In March, Tola Adeyemi will take the helm of KPMG’s African operations at a moment when the global accounting giant is building coherence as a strategy to leverage growth in African economies.
The firm announced on Wednesday that Adeyemi will become Chief Executive Officer for KPMG in Africa, alongside the appointment of Professor Olayinka David-West and George Njenga as independent members of its Africa Governance Council. Together, the moves are intended to deepen oversight and bring greater integration to a network that spans dozens of jurisdictions, languages and regulatory systems.
“Africa is one of the most dynamic and promising regions in the global economy,” Adeyemi said in a statement. “KPMG is committed to playing a meaningful role in its growth story.”
Behind the careful phrasing lies a larger institutional challenge. For years, global professional services firms have wrestled with how to balance local autonomy with global standards — especially in regions where regulatory complexity and political risk can vary sharply from one market to another. KPMG’s “One Africa” strategy is its answer: a more unified operating model designed to strengthen cross-border collaboration and ensure consistent quality across the continent.
A Career Built Inside the Network
Adeyemi is not an outsider brought in to reset the firm’s direction. He is a product of it.
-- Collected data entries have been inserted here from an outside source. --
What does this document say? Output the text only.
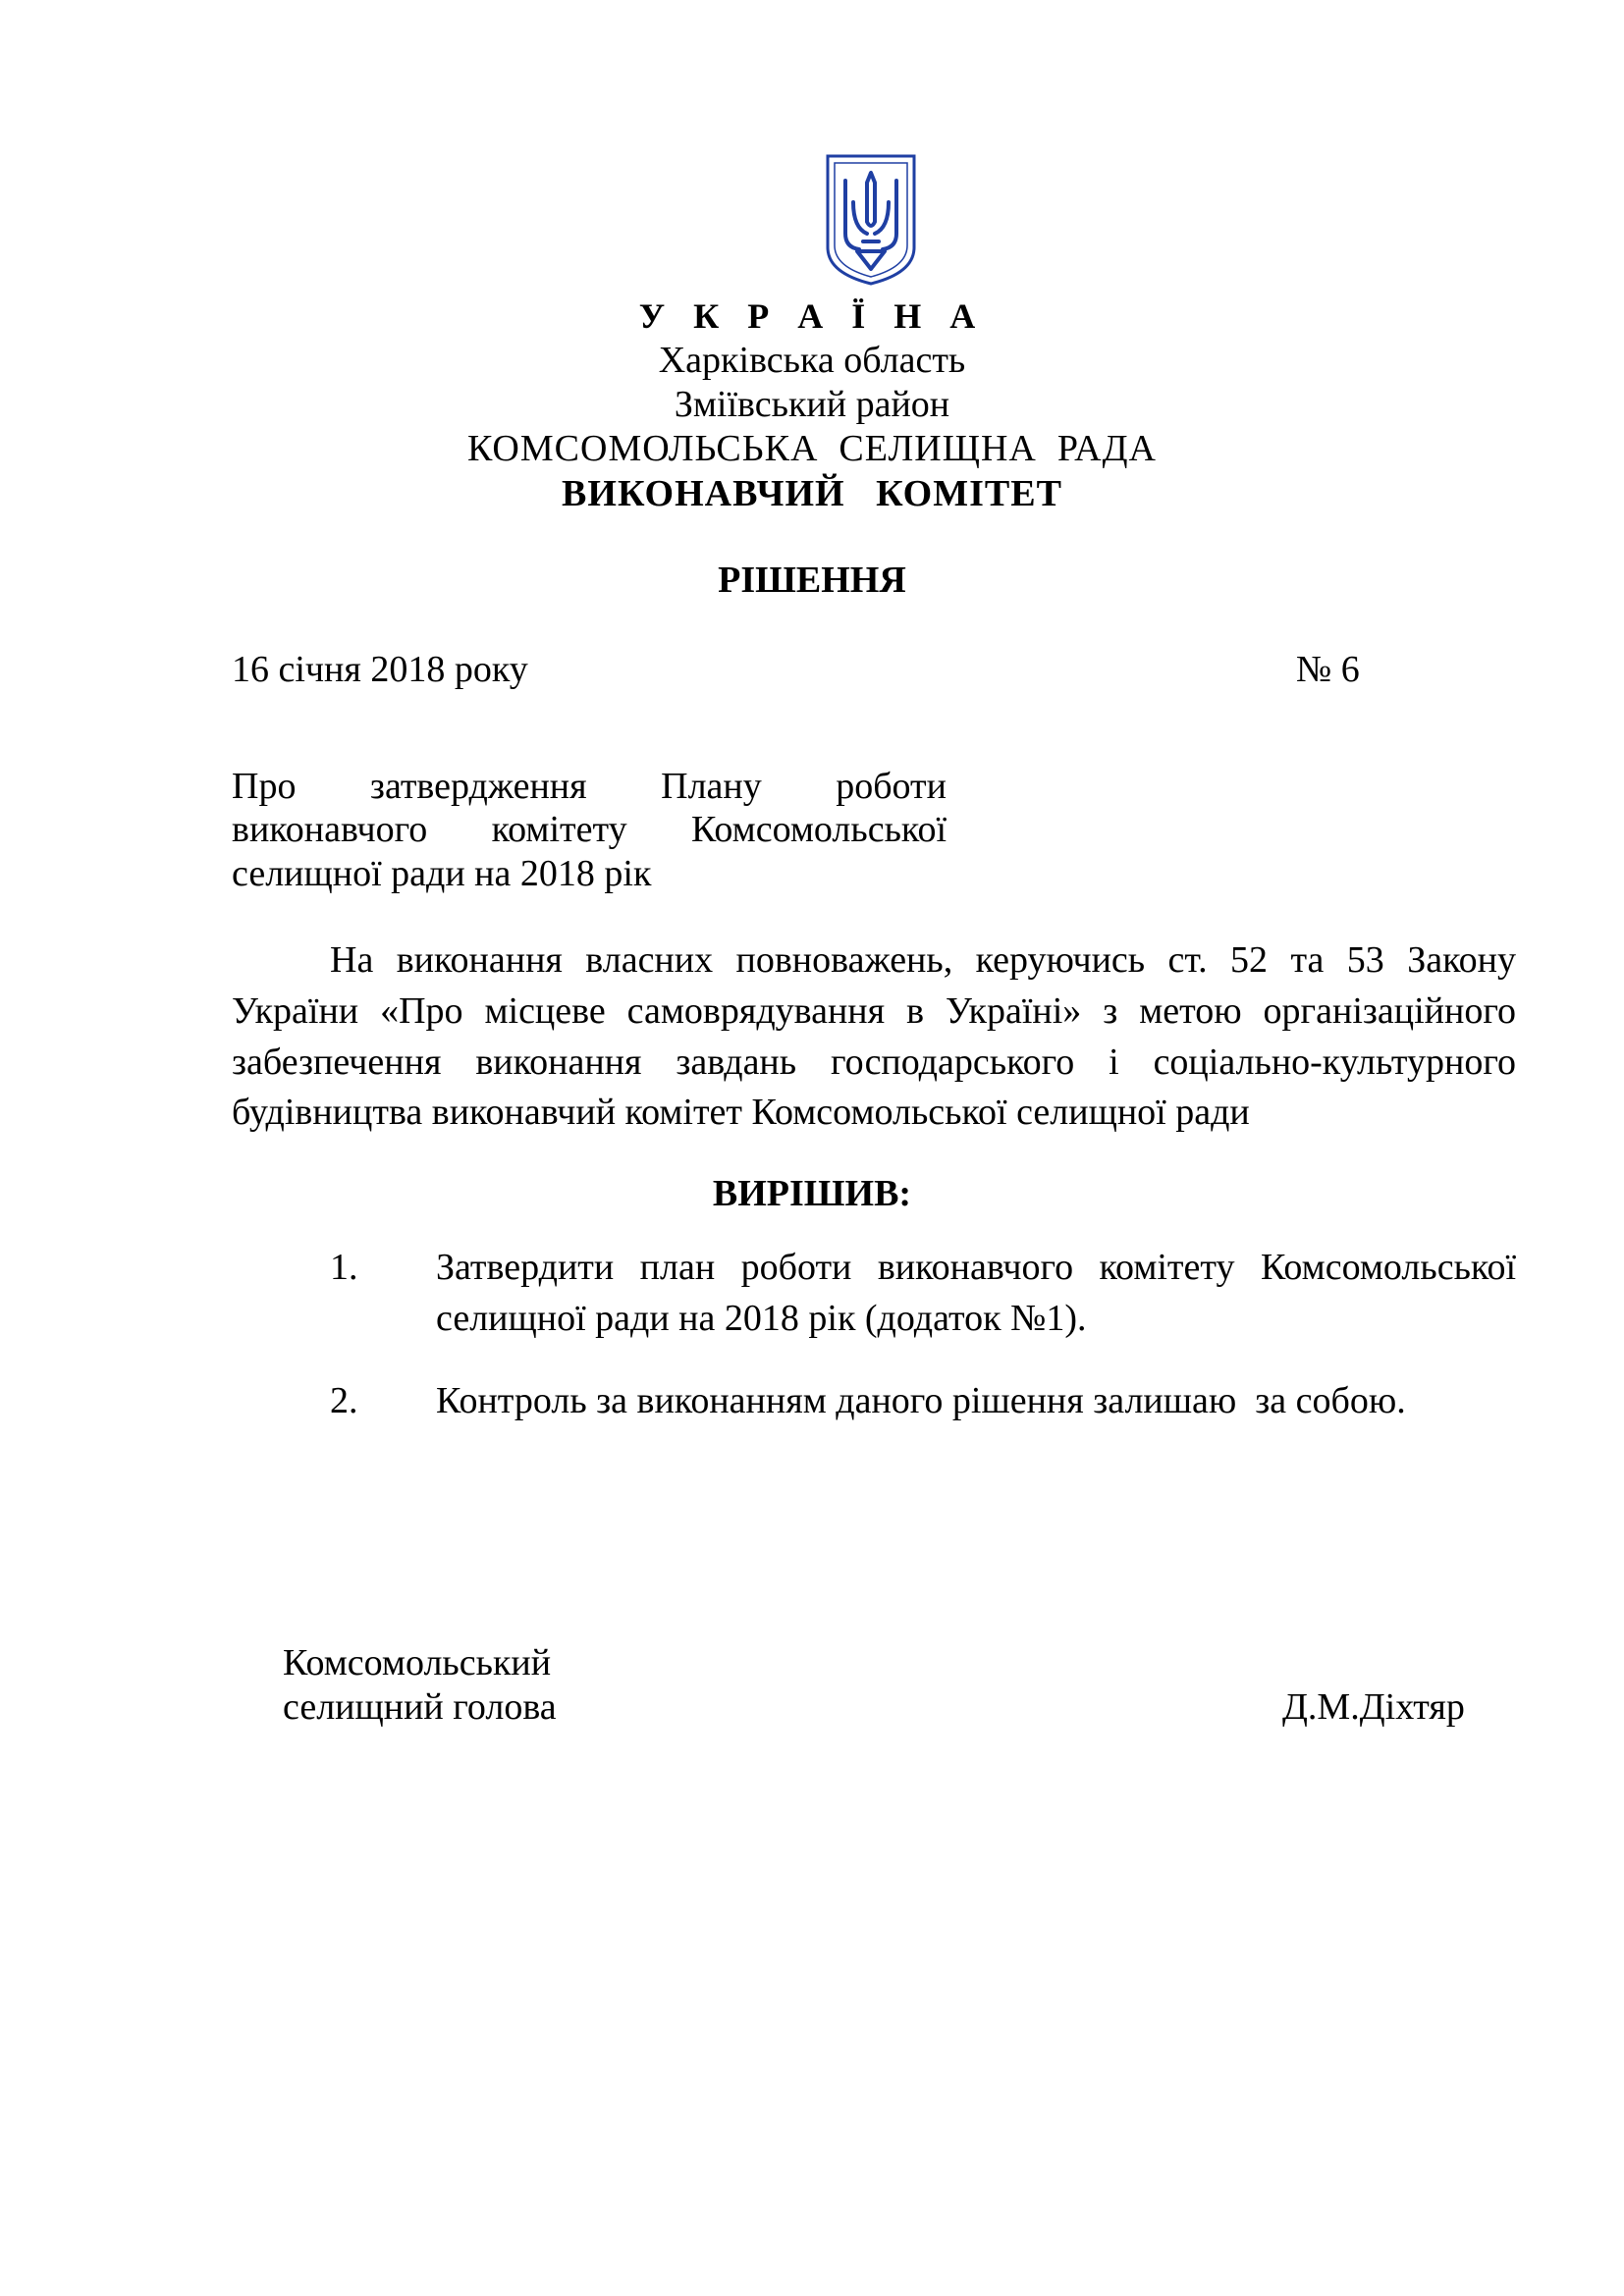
У К Р А Ї Н А

Харківська область

Зміївський район

КОМСОМОЛЬСЬКА  СЕЛИЩНА  РАДА

ВИКОНАВЧИЙ   КОМІТЕТ

РІШЕННЯ

16 січня 2018 року	№ 6

Про затвердження Плану роботи

виконавчого комітету Комсомольської

селищної ради на 2018 рік

На виконання власних повноважень, керуючись ст. 52 та 53 Закону

України «Про місцеве самоврядування в Україні» з метою організаційного

забезпечення виконання завдань господарського і соціально-культурного

будівництва виконавчий комітет Комсомольської селищної ради

ВИРІШИВ:

1. Затвердити план роботи виконавчого комітету Комсомольської

селищної ради на 2018 рік (додаток №1).

2. Контроль за виконанням даного рішення залишаю  за собою.

Комсомольський

селищний голова	Д.М.Діхтяр
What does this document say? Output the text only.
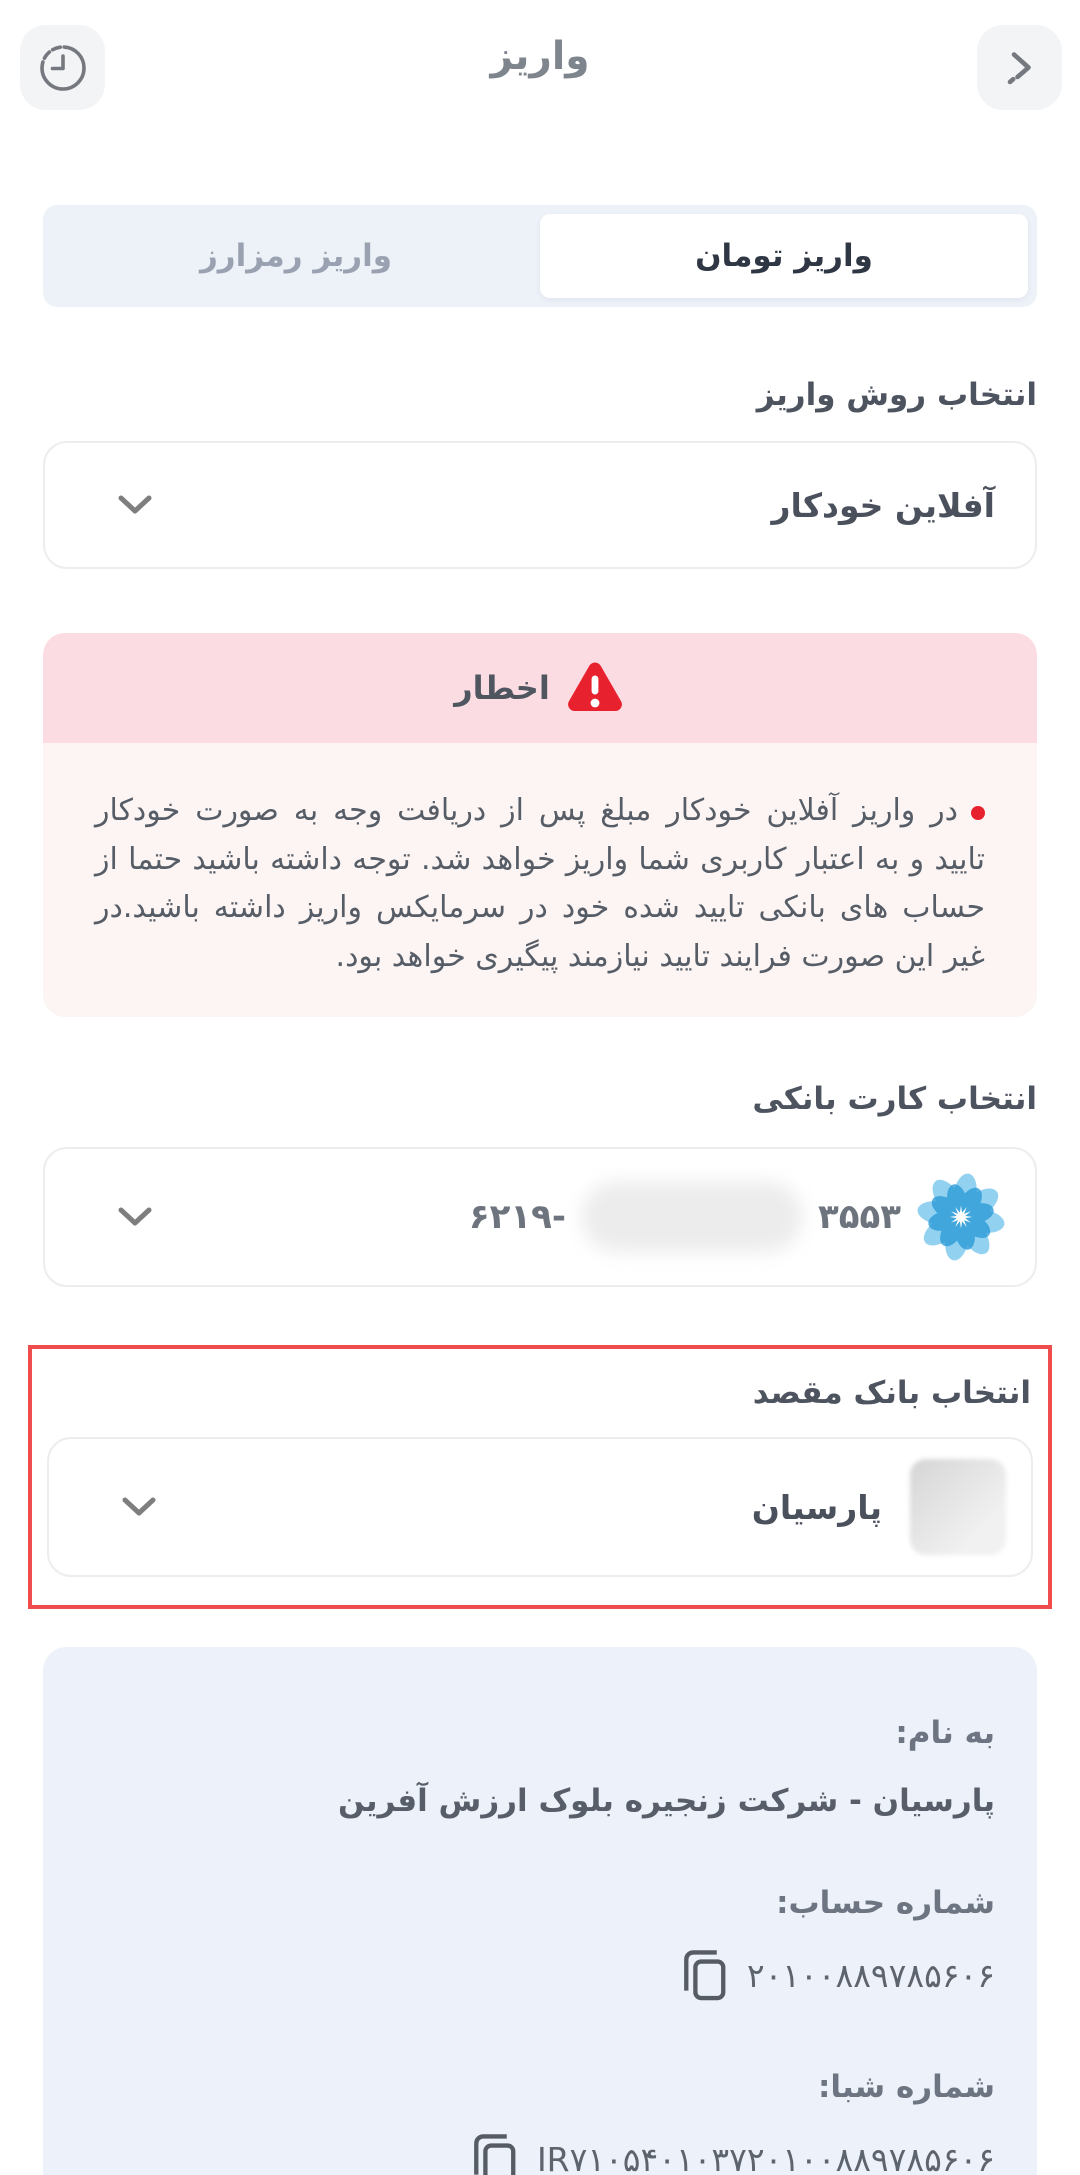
واریز
واریز تومان
واریز رمزارز
انتخاب روش واریز
آفلاین خودکار
اخطار

در واریز آفلاین خودکار مبلغ پس از دریافت وجه به صورت خودکار تایید و به اعتبار کاربری شما واریز خواهد شد. توجه داشته باشید حتما از حساب های بانکی تایید شده خود در سرمایکس واریز داشته باشید.در غیر این صورت فرایند تایید نیازمند پیگیری خواهد بود.

انتخاب کارت بانکی
۶۲۱۹-	۳۵۵۳
انتخاب بانک مقصد
پارسیان
به نام:
پارسیان - شرکت زنجیره بلوک ارزش آفرین
شماره حساب:
۲۰۱۰۰۸۸۹۷۸۵۶۰۶
شماره شبا:
IR۷۱۰۵۴۰۱۰۳۷۲۰۱۰۰۸۸۹۷۸۵۶۰۶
Over more than two decades within KPMG, he has held senior leadership roles, most recently serving as Managing Partner and Chief Executive of KPMG Nigeria, one of the network’s largest and most strategically important African practices. In that role, he oversaw audit, tax and advisory operations across sectors ranging from financial services to energy and public sector reform.
Colleagues describe him as technically rigorous but institutionally minded — a leader attentive not only to client growth but also to risk controls and governance standards that have come under intense global scrutiny in the accounting industry.
He has also served on KPMG’s Global Council, a body that shapes strategic priorities across the firm’s worldwide network. That exposure, according to Professor Ben Marx, chairman of the Africa Governance Council, makes him “exceptionally well-positioned” to lead.
“In addition to his global perspective,” Marx said, “he brings significant influence and credibility as a respected business leader across the continent.”
Governance, and the Weight of Reputation
The appointments of Professor David-West and Mr. Njenga to the Africa Governance Council reflect another priority: independent oversight.
Large accounting firms have faced growing pressure worldwide to demonstrate strong governance structures, particularly after high-profile corporate failures that have tested the credibility of auditors. Strengthening board-level independence is part of that recalibration.
David-West, an academic known for her work in digital transformation and financial inclusion, brings policy and research depth. Njenga contributes experience in executive education and leadership development in East Africa. Their roles will center on providing governance supervision rather than operational management.
“These appointments reinforce KPMG’s commitment to strong governance, accountability and leadership depth,” Marx said.
The Stakes in Africa
Africa’s economic landscape is expanding in both opportunity and complexity. Rapid urbanization, fintech growth, infrastructure financing and energy transition investments have created demand for sophisticated advisory services. At the same time, regulatory regimes remain uneven, and political shifts can reshape market conditions quickly.
For multinational clients operating across borders, consistency matters as much as local expertise. The “One Africa” framework seeks to ensure that an audit in Nairobi, Lagos or Johannesburg meets the same technical standards and risk discipline.
Adeyemi, who trained as an accountant and holds fellowship status within Nigeria’s chartered accounting institute, represents a generation of African business leaders shaped both by domestic market realities and global governance expectations.
“It is a privilege to step into this role at such a pivotal moment,” he said. Whether the new structure succeeds will depend less on rhetoric and more on execution — on whether integration can move beyond strategy documents into everyday practice.
For KPMG, the appointment signals confidence not only in its African leadership bench but in the continent’s long-term trajectory. For Adeyemi, it marks a shift from leading a national practice to stewarding a diverse regional enterprise where reputation, risk and opportunity are tightly intertwined.